真夏は遺体のあった箇所を中心に、ぐるりと歩き回ってみた。唯一の手かがりらしい手がかりは、微かに残る焦げ跡だが、これはすでに十分調べたあとだろう。
〝魔女の台所〟の通りはどこへ入っても狭い。煤けた住宅がぎゅうぎゅうと軒を並べ、ただでさえ狭い往来に、バラックの露店が我が物顔で連なっている。

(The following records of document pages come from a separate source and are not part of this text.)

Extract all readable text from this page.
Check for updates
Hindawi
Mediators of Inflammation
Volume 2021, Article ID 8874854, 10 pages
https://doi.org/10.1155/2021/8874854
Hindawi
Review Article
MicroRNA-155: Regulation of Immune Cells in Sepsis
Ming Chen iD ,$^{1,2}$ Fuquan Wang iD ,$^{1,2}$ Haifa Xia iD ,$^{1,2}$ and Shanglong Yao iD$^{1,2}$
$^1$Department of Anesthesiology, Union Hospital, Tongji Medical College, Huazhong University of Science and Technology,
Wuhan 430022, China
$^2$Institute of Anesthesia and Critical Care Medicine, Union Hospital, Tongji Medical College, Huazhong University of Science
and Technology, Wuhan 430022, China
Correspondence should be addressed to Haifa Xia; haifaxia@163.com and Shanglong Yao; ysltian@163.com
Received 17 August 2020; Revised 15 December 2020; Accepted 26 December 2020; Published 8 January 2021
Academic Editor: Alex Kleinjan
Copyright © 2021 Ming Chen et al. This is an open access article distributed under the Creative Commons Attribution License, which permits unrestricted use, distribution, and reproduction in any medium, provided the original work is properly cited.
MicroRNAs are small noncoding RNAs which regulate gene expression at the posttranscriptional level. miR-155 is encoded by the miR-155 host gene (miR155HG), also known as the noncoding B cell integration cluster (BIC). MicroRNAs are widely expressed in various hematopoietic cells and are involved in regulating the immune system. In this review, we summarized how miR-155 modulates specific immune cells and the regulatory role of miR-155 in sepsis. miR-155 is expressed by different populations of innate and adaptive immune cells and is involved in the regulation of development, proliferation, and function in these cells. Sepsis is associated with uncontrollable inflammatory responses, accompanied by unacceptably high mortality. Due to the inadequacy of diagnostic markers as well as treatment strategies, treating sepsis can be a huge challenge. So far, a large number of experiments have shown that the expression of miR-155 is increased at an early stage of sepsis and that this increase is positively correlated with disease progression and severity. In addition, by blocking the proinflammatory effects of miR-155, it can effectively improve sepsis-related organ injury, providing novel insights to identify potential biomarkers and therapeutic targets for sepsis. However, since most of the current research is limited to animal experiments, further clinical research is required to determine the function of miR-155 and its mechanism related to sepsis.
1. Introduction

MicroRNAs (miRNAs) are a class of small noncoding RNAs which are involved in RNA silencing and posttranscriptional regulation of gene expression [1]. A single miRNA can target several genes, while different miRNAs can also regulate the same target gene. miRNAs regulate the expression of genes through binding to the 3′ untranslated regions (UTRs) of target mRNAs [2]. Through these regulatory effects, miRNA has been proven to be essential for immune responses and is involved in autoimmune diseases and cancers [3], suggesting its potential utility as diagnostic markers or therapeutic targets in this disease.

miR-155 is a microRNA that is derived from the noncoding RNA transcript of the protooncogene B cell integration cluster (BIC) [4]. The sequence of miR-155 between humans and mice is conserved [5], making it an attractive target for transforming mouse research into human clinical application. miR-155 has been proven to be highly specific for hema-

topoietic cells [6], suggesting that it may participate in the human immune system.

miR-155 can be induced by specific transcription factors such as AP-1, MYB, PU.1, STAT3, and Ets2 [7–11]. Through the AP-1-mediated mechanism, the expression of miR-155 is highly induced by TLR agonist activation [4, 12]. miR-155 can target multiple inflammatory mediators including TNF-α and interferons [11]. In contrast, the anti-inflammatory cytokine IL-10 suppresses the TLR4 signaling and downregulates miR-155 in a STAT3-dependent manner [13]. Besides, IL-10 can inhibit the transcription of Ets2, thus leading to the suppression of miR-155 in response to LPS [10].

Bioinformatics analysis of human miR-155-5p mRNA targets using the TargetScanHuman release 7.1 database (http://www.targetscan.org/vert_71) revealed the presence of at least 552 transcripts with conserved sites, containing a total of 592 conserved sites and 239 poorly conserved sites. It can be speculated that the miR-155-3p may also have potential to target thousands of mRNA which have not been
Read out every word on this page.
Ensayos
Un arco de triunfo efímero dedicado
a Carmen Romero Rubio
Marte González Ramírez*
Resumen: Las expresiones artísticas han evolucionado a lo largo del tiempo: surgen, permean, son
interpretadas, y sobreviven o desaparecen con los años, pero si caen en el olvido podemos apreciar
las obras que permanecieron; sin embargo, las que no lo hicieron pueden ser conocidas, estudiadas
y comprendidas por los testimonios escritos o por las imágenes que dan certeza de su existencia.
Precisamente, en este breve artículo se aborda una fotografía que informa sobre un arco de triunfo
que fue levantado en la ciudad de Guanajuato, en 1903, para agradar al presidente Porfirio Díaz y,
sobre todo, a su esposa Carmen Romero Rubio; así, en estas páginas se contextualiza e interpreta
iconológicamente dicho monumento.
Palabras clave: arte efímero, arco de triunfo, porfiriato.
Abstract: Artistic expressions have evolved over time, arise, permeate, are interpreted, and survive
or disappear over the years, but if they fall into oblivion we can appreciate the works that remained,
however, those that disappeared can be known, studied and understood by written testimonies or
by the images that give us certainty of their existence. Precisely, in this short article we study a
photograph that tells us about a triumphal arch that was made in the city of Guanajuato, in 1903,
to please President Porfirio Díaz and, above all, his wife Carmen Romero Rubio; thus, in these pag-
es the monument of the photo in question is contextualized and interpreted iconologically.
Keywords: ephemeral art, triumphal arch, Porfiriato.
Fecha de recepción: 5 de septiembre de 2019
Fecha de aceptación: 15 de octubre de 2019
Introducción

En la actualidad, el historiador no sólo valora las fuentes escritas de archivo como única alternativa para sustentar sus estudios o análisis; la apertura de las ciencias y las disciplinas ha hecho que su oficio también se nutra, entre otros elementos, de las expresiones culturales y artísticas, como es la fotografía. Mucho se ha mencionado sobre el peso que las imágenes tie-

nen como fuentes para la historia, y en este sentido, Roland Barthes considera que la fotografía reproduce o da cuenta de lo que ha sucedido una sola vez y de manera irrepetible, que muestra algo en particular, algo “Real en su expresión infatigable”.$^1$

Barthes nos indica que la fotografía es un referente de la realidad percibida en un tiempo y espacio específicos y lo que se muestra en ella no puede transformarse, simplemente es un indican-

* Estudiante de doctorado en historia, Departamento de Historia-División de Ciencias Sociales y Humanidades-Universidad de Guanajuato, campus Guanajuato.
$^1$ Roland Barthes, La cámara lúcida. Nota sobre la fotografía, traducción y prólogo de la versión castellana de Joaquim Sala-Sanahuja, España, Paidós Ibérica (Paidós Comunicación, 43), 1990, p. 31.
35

被害者を焼死せしめた魔法は苛烈だが、往来に残された痕跡はごくわずかだった。
ふと、真夏は自分の靴底に、鋲のような物がくっついていることに気がついた。しゃがんで、手にとって見ると、煤で汚れた金属だった。それが何か悟るよりも先に、直感が彼女の心臓を蹴り上げた。
「──青柳さん」
真夏はさり気なく青柳のそばへ行き、横腹を肘で小突いた。
「何だ、どうした」
「銃弾です」
「──そうか」
青柳は努めて冷静に頷くと、真夏に車へ戻るよう指示した。
「撃ったのは被害者ですかね?」
「魔法少女なら銃で撃たれた程度じゃなかなか死ぬまいが……」
魔力で身体能力を強化した魔法少女にとって、小口径の拳銃は大した脅威ではない。そのことは、暴力を生業とする者ならわかっていたはずだ。まして、被害者は同じ魔法少女の素質を持つ者だったのだから。
「見てください。この弾丸、頭のほう潰れてますよ」
真夏は弾丸を手渡した。9ミリパラか、と青柳はつぶやいた。
「こりゃ、潰れているんじゃなく溶かされてるぞ」
「──飛んでくる弾丸を、その……炎で弾いたってことですか?」
「だとすれば、すごい力だな」
青柳は弾丸をまじまじと観察し、鼻に近づけにおいを嗅いだ。
「わずかだが、魔力の痕跡が残っている」
「分析してもらいますか?」
「へっ。どうせ大した情報は得られねえよ」
青柳はハンドルに顎を乗せた。
魔法少女の魔法の干渉を受けた物や場所には、魔力が残留する。強い魔法であるほど痕跡も色濃くなるが、それを分析にかけたとしても、せいぜい魔法を使った時刻を推測できる程度だった。
「ちょいと、こいつを占ってもらおうぜ」
青柳は弾丸をポケットにしまって、エンジンをかけた。
「占う、って? どういう意味ですか?」
「おまえ、犯人捕まえたいか?」
「そりゃまあ……」
「じゃ、すこしばかり目をつむっててくれよ」
車はボロボロの舗装の上を犬のように跳ね走り、〝台所〟の別の通りにその体を押し込んだ。